A partir del análisis de estas diversas situaciones cotidianas es posible afirmar que ceder por temor concentra mucho mayor violencia que afrontar negociaciones. El miedo está en la raíz del ceder aplacatorio. Por miedo muchas mujeres ceden espacios, postergan proyectos, hacen concesiones innecesarias, toleran dependencias, silencian opiniones y asumen unilateralmente la responsabilidad de la «armonía familiar». Con todos esos cederes aplacatorios, muchas mujeres se convierten en cómplices no voluntarias de la violencia de un sistema discriminador y poco solidario. Por miedo, muchas mujeres «se hacen a un costado» quedándose al margen de sí mismas. Prefieren ceder para no negociar, con tal de que los otros «no se enojen».
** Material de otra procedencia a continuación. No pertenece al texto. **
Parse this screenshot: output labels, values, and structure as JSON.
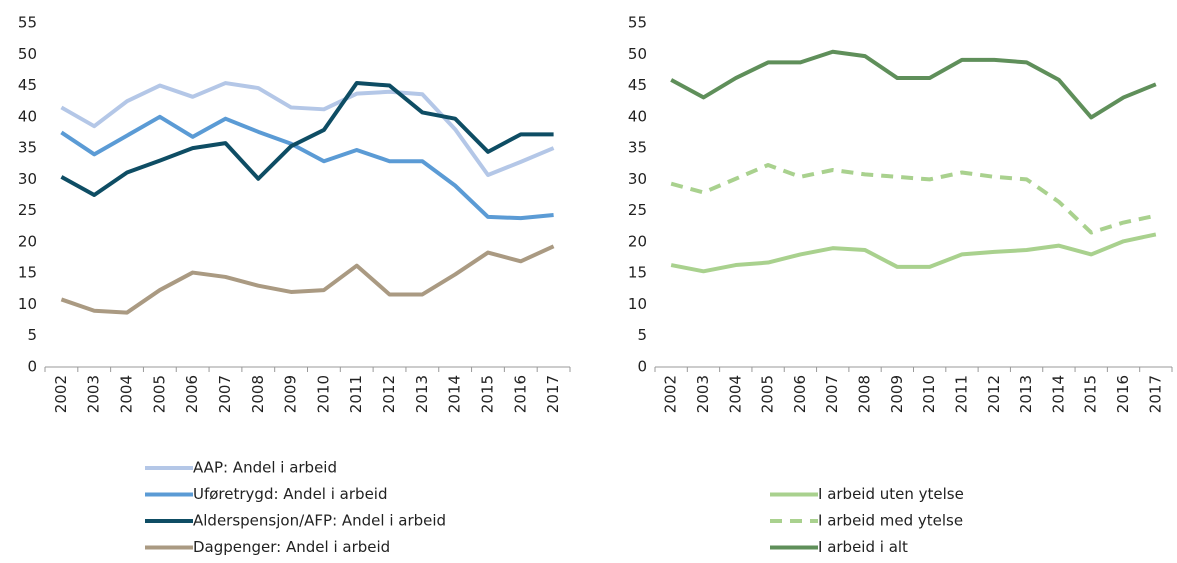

El ceder aplacatorio no es inocuo. En apariencia, resulta ser —para quienes así actúan— la mejor alternativa antes que abordar una negociación a la que vivencian como intrínsecamente violenta. Sin embargo, a medida que se acumulan cederes aplacatorios, se van acumulando también resentimientos. Y estos dan nacimiento a nuevas violencias, generalmente también «invisibles». Con lo cual el ceder aplacatorio —producto de muchas violencias invisibles— se convierte a su vez en generador de violencias que aparecen disfrazadas. Un ejemplo son los reclamos de reconocimiento que hacen muchas mujeres por todas las actitudes de abnegación que fueron acumulando a lo largo de la vida con cada autopostergación. Muchos rostros de mujeres son desafortunadas evidencias de los efectos devastadores de la violencia invisible ejercida contra ellas y de la contraviolencia actuada por ellas como reacción defensiva. Rictus desolados, miradas desvitalizadas, expresiones rígidas son mucho más envejecedores que cientos de arrugas provocadas por haberse reído mucho.

Podríamos sintetizar diciendo que el ceder aplacatorio junto con la imposición forman parte de una conocida díada. Imponer y ceder son dos caras de una misma moneda, que tiene por eje a la violencia. Quienes imponen, ejercen violencia sobre otros porque invaden espacios ajenos, acallan opiniones y descalifican sentires. Quienes ceden, sufren la violencia ajena y, a la vez, la vuelven contra sí mismos al tolerar la autopostergación. Ambas violencias se perpetúan y se potencian con la carga de resentimientos que generan los sometimientos.